The Hanoitimes - In May, Vietnamese government agencies have been in discussion with the World Bank on recent improvements in the country’s business environment.
The World Bank has been updated on Vietnam’s recent efforts in improving its business environment, which will be reflected in the bank’s Doing Business 2020 report, scheduled for release in October.
The information was given by the Ministry of Planning and Investment (MPI) at the government’s monthly meeting held on May 31.
In May, the MPI, the Government Office and other government agencies discussed with the World Bank’s experts on recent improvements in Vietnam’s business environment.
Of the 10 key parameters of the business environment provided by the World Bank’s report, Vietnam’s “Starting a business” procedure is expected to have significant improvement with the current eight steps and 17 working days for completion being down to 5 steps and eight days.
Meanwhile, the “Dealing with Construction Permits” procedure from current 10 steps and 166 days to be completed would be down to 52 days.
On “Paying taxes”, over 90% of enterprises have declared and paid taxes online, indicating the number of paying corporate tax is scheduled to decrease from five to one time, while the duration for value-added tax (VAT) payment witnesses a reduction of 90 hours, from 219 hours to 129 hours.
With regards to “Trading across Borders”, the MPI informed the issuance of new regulations helped improve the indicator, including Decree No.59 providing specific provisions and guidance on enforcement of the custom law.
According to the MPI, specialized inspection procedures on exported- and imported goods have been reduced but works remain to be done.
On “Enforcing Contracts” and “Resolving Insolvency”, the World Bank acknowledged recent regulations towards reform in the judicial system, providing greater support to the business community.
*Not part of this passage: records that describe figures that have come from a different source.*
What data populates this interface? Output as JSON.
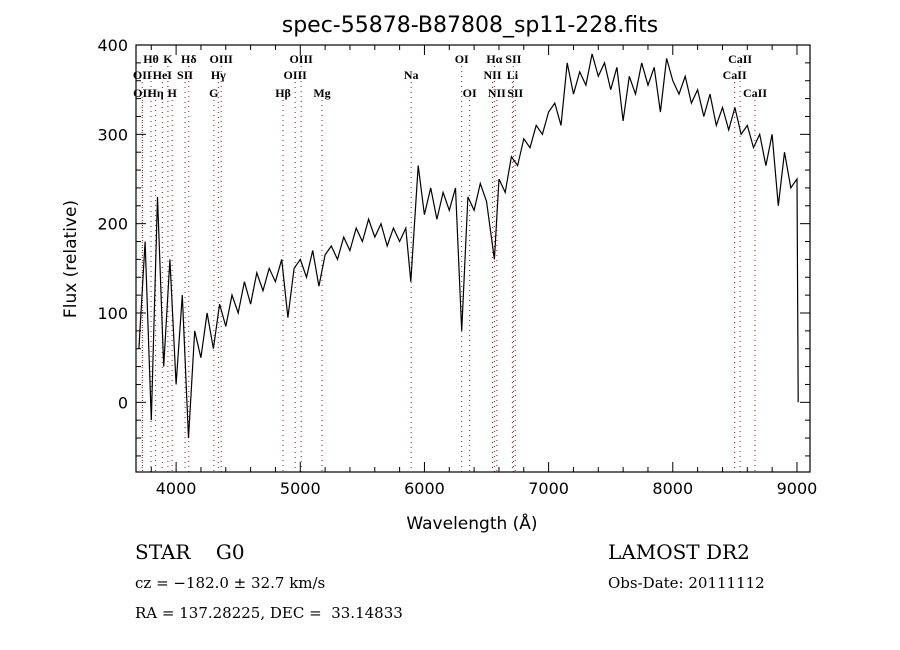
{
  "chart_data": {
    "type": "line",
    "title": "spec-55878-B87808_sp11-228.fits",
    "xlabel": "Wavelength (Å)",
    "ylabel": "Flux (relative)",
    "xlim": [
      3677,
      9105
    ],
    "ylim": [
      -78,
      400
    ],
    "xticks": [
      4000,
      5000,
      6000,
      7000,
      8000,
      9000
    ],
    "yticks": [
      0,
      100,
      200,
      300,
      400
    ],
    "grid": false,
    "series": [
      {
        "name": "spectrum",
        "x": [
          3700,
          3750,
          3800,
          3850,
          3900,
          3950,
          4000,
          4050,
          4100,
          4150,
          4200,
          4250,
          4300,
          4350,
          4400,
          4450,
          4500,
          4550,
          4600,
          4650,
          4700,
          4750,
          4800,
          4850,
          4900,
          4950,
          5000,
          5050,
          5100,
          5150,
          5200,
          5250,
          5300,
          5350,
          5400,
          5450,
          5500,
          5550,
          5600,
          5650,
          5700,
          5750,
          5800,
          5850,
          5890,
          5950,
          6000,
          6050,
          6100,
          6150,
          6200,
          6250,
          6300,
          6350,
          6400,
          6450,
          6500,
          6563,
          6600,
          6650,
          6700,
          6750,
          6800,
          6850,
          6900,
          6950,
          7000,
          7050,
          7100,
          7150,
          7200,
          7250,
          7300,
          7350,
          7400,
          7450,
          7500,
          7550,
          7600,
          7650,
          7700,
          7750,
          7800,
          7850,
          7900,
          7950,
          8000,
          8050,
          8100,
          8150,
          8200,
          8250,
          8300,
          8350,
          8400,
          8450,
          8500,
          8550,
          8600,
          8650,
          8700,
          8750,
          8800,
          8850,
          8900,
          8950,
          9000,
          9010
        ],
        "y": [
          60,
          180,
          -20,
          230,
          40,
          160,
          20,
          120,
          -40,
          80,
          50,
          100,
          60,
          110,
          85,
          120,
          100,
          135,
          110,
          145,
          125,
          150,
          135,
          160,
          95,
          150,
          160,
          140,
          170,
          130,
          165,
          175,
          160,
          185,
          170,
          195,
          180,
          205,
          185,
          200,
          175,
          195,
          180,
          195,
          135,
          265,
          210,
          240,
          205,
          235,
          215,
          240,
          80,
          230,
          215,
          245,
          225,
          160,
          250,
          235,
          275,
          265,
          295,
          285,
          310,
          300,
          325,
          335,
          310,
          380,
          345,
          370,
          355,
          390,
          365,
          380,
          350,
          375,
          315,
          365,
          345,
          380,
          355,
          375,
          325,
          385,
          360,
          345,
          365,
          335,
          350,
          320,
          345,
          310,
          330,
          305,
          330,
          300,
          310,
          285,
          300,
          265,
          300,
          220,
          280,
          240,
          250,
          0
        ]
      }
    ],
    "line_ids": [
      {
        "label": "Hθ",
        "wavelength": 3798,
        "row": 1
      },
      {
        "label": "K",
        "wavelength": 3934,
        "row": 1
      },
      {
        "label": "Hδ",
        "wavelength": 4102,
        "row": 1
      },
      {
        "label": "OIII",
        "wavelength": 4363,
        "row": 1
      },
      {
        "label": "OIII",
        "wavelength": 5007,
        "row": 1
      },
      {
        "label": "OI",
        "wavelength": 6300,
        "row": 1
      },
      {
        "label": "Hα",
        "wavelength": 6563,
        "row": 1
      },
      {
        "label": "SII",
        "wavelength": 6716,
        "row": 1
      },
      {
        "label": "CaII",
        "wavelength": 8542,
        "row": 1
      },
      {
        "label": "OII",
        "wavelength": 3727,
        "row": 2
      },
      {
        "label": "HeI",
        "wavelength": 3889,
        "row": 2
      },
      {
        "label": "SII",
        "wavelength": 4072,
        "row": 2
      },
      {
        "label": "Hγ",
        "wavelength": 4340,
        "row": 2
      },
      {
        "label": "OIII",
        "wavelength": 4959,
        "row": 2
      },
      {
        "label": "Na",
        "wavelength": 5893,
        "row": 2
      },
      {
        "label": "NII",
        "wavelength": 6548,
        "row": 2
      },
      {
        "label": "Li",
        "wavelength": 6708,
        "row": 2
      },
      {
        "label": "CaII",
        "wavelength": 8498,
        "row": 2
      },
      {
        "label": "OII",
        "wavelength": 3729,
        "row": 3
      },
      {
        "label": "Hη",
        "wavelength": 3835,
        "row": 3
      },
      {
        "label": "H",
        "wavelength": 3968,
        "row": 3
      },
      {
        "label": "G",
        "wavelength": 4304,
        "row": 3
      },
      {
        "label": "Hβ",
        "wavelength": 4861,
        "row": 3
      },
      {
        "label": "Mg",
        "wavelength": 5175,
        "row": 3
      },
      {
        "label": "OI",
        "wavelength": 6364,
        "row": 3
      },
      {
        "label": "NII",
        "wavelength": 6583,
        "row": 3
      },
      {
        "label": "SII",
        "wavelength": 6731,
        "row": 3
      },
      {
        "label": "CaII",
        "wavelength": 8662,
        "row": 3
      }
    ],
    "colors": {
      "line": "#000000",
      "id_lines": "#8b1a1a"
    }
  },
  "info": {
    "object_class": "STAR    G0",
    "cz": "cz = −182.0 ± 32.7 km/s",
    "coords": "RA = 137.28225, DEC =  33.14833",
    "survey": "LAMOST DR2",
    "obs_date": "Obs-Date: 20111112"
  }
}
In the World Bank’s 2019 Ease of Doing Business ranking, Vietnam moved down one notch from the 68th to 69th place out of 190 economies, although its score went up 1.59 points compared to a year earlier to 68.36 out of the maximum 100 points.
Doing Business presents quantitative indicators on business regulations and the protection of property rights that can be compared across 190 economies, measuring the regulations that enhance business activity and those that constrain it.